# Maple Hill Farm 2012 Twist



## maple hill farm tina (Mar 14, 2010)

I've put off on announcing this little guy because it's been touch and go with him (his twin brother didn't make it) after a very rough kidding. Everything looks good now, though, and I'm really happy that he looks like he's going to be fine. This is the first of Phoeniz Rising White Knight's kids and his dam is Reluctant Acres Hope (AKA Jitterbug). 
He's gold and white, and he has blue eyes.


----------



## peggy (Aug 11, 2010)

Thank goodness he is going to be okay, sorry about the other one. He sure is a pretty little guy. Does he have a name?


----------



## Iwantgoats (Oct 3, 2008)

How adorable!
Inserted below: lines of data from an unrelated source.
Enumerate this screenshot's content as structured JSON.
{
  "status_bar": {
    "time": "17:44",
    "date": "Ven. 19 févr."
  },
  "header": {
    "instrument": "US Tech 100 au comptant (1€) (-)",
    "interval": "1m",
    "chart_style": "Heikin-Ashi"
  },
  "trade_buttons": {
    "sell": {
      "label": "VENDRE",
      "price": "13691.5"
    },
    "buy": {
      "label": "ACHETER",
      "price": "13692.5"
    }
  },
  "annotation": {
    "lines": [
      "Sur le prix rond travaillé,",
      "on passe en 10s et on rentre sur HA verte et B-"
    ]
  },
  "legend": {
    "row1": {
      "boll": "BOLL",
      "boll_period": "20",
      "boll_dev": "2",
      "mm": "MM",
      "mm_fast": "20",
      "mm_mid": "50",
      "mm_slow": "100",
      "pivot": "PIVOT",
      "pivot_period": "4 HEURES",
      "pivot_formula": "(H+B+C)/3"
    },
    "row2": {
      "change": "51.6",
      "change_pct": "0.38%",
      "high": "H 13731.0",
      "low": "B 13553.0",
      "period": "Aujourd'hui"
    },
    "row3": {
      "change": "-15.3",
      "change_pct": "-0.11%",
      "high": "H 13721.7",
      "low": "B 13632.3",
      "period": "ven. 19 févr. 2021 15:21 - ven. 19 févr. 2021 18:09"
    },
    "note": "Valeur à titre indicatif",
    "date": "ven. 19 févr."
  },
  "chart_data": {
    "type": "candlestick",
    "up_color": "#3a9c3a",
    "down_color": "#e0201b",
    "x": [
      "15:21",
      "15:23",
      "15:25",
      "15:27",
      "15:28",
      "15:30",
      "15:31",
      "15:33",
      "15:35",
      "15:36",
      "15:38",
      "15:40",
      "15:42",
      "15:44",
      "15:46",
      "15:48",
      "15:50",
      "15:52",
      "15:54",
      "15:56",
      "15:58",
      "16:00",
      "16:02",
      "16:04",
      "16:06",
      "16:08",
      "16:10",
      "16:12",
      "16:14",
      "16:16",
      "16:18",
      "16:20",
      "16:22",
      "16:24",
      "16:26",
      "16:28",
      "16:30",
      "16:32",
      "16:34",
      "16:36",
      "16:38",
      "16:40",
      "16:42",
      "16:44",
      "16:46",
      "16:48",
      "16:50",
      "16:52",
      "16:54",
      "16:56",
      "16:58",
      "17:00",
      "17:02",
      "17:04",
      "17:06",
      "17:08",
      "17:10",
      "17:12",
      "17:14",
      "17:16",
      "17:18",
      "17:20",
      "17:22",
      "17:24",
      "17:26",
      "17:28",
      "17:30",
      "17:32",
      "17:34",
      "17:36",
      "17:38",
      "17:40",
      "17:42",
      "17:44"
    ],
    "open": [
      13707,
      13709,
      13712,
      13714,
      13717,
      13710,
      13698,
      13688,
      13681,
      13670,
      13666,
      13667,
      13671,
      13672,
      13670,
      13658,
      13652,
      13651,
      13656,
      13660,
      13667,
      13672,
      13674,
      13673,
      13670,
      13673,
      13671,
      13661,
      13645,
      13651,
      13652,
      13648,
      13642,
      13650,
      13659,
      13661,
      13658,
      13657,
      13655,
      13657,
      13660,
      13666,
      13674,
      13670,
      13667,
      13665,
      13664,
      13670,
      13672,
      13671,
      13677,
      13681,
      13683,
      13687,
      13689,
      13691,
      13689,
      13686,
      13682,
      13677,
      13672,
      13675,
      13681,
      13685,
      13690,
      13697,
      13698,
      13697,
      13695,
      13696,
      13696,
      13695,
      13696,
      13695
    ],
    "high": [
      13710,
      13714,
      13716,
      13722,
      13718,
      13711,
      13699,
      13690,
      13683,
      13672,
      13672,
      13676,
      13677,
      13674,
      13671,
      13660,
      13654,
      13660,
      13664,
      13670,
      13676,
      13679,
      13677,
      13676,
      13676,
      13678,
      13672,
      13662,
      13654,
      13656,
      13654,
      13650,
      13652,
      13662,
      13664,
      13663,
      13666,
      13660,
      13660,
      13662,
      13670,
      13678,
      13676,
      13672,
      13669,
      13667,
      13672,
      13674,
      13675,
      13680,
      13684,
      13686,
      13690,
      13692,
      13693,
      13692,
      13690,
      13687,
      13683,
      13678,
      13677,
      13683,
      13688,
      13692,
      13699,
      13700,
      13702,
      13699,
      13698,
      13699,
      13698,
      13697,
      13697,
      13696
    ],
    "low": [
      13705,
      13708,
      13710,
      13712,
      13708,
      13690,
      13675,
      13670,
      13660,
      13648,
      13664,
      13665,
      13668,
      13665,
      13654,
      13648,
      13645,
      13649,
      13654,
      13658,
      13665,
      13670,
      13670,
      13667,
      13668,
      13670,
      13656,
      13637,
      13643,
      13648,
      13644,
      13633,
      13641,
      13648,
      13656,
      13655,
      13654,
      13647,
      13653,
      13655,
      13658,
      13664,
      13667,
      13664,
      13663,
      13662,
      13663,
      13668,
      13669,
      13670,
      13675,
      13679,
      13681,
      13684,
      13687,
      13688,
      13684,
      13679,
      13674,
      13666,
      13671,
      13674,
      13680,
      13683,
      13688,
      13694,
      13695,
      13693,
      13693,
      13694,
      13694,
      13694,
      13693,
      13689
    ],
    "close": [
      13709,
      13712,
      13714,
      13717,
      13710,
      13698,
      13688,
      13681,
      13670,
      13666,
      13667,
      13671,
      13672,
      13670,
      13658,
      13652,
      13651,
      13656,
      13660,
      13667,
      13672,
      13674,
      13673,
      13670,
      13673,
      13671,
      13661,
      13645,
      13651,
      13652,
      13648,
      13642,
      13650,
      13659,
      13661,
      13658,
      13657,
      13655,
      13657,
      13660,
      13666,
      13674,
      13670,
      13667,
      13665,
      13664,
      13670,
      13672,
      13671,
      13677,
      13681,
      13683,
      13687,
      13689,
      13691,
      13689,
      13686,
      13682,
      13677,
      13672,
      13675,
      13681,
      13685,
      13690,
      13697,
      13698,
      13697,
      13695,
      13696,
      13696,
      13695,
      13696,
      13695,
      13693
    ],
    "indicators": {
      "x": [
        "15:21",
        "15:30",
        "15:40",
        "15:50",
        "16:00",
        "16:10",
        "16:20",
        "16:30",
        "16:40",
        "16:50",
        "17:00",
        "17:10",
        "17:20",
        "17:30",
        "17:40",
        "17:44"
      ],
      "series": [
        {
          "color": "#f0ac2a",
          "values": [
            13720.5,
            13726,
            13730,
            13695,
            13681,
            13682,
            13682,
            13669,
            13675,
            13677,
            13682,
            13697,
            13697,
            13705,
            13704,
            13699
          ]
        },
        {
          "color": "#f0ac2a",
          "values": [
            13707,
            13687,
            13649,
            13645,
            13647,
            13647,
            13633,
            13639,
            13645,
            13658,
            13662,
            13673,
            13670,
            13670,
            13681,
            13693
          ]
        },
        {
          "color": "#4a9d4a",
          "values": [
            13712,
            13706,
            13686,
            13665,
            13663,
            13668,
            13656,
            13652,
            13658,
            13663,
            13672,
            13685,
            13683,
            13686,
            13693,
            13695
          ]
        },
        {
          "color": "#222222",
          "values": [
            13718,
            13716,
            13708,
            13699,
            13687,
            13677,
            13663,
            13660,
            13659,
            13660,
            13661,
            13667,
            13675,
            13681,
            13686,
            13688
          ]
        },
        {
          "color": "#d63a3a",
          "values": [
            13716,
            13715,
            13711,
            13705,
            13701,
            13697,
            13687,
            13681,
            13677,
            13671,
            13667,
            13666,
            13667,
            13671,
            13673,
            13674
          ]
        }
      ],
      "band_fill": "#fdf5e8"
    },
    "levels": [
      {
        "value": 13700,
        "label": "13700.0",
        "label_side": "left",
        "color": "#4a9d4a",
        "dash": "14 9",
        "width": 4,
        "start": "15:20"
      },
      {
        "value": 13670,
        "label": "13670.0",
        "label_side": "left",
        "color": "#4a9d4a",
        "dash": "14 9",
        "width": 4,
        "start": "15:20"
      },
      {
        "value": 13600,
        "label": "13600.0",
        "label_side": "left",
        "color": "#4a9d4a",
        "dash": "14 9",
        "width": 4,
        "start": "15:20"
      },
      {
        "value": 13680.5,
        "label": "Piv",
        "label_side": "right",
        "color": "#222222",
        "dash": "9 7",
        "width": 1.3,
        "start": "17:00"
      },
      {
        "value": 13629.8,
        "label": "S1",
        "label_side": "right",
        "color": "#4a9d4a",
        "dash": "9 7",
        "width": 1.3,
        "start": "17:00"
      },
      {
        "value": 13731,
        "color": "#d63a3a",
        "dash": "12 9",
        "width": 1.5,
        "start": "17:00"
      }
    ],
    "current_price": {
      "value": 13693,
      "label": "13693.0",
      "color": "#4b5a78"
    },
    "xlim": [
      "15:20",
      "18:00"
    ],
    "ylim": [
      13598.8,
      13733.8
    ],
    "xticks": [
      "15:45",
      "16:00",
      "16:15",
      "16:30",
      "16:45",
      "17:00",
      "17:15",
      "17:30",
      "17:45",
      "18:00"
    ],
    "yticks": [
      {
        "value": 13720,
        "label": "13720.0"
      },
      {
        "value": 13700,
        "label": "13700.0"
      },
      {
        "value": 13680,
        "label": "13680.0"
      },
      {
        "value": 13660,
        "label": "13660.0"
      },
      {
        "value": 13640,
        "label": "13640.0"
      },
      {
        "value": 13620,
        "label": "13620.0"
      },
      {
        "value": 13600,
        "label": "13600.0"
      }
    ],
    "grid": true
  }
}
I love blue eyes. So glad he's gonna be ok


----------



## toth boer goats (Jul 20, 2008)

Aww...so cute...congrats........ :thumb:


----------



## KW Farms (Jun 21, 2008)

Awww....


----------



## RMADairyGoats (Jun 20, 2011)

Awww! SO cute!  Congrats! :thumb:


----------



## ksalvagno (Oct 6, 2009)

Congratulations! He is adorable. Glad he is pulling through and doing well for you.


----------



## freedomstarfarm (Mar 25, 2011)

He is very cute! Glad that he seams to be doing ok. Sorry for the loss of his brother.  :hug: How is mom?


----------



## HoosierShadow (Apr 20, 2010)

How adorable is that! I am so sorry he's had such a rough start, I hope and pray he gets stronger each day and has a long happy life


----------



## Willow (Jun 12, 2011)

What a sweet boy!!!


----------



## RunAround (Feb 17, 2008)

Oh yay!!! SO glad to see offspring out of my stock!!! Looks like he got his daddy's color and his mommas eyes! How is White Knight? How's jitterbug? So SOrry you lost his brother  :hug:


----------



## liz (Oct 5, 2007)

What a handsome little guy!! So sorry you lost his brother :sigh: 

How's mama? Hope is such a pretty girl


----------



## maple hill farm tina (Mar 14, 2010)

Thanks, everyone. He's such a spunky little guy, we're absolutely in love with him. And, Ashley, you're right, he has White Knight's colors with Jitterbug's eyes. He's completely adorable. Both parents are doing well. White Knight has grown into a very handsome guy. He's a BIG guy - he's already as big as our senior buck, Bailey, and White Knight's still got some growing years to go... Jitterbug is doing well. I think she was hurting pretty badly the first day or so after the twins were born, but I've been doing the whole banamine/antibiotics/B vitamin regimen with her since the kidding, and she's feeling much better.


----------



## toth boer goats (Jul 20, 2008)

:thumbup: :hi5:


----------



## DavyHollow (Jul 14, 2011)

Sooo cute! :thumb:
What names are in the works for the lil' fluffer nutter?


----------



## maple hill farm tina (Mar 14, 2010)

His name is 2012 Twist, his brother was Winter Waltz. We call him Twisty.


----------



## Mandara Farm (Sep 12, 2010)

So sorry his brother didn't make it. Twisty's adorable -- I'm so glad he's pulling through!


----------



## DavyHollow (Jul 14, 2011)

Thats a cute name for him! Very handsome boy, but sorry about his brother. :hug:


----------



## WalnutGroveFarm (Sep 27, 2008)

He is gorgeous.


----------



## maple hill farm tina (Mar 14, 2010)

Thanks, everyone! :grouphug:


----------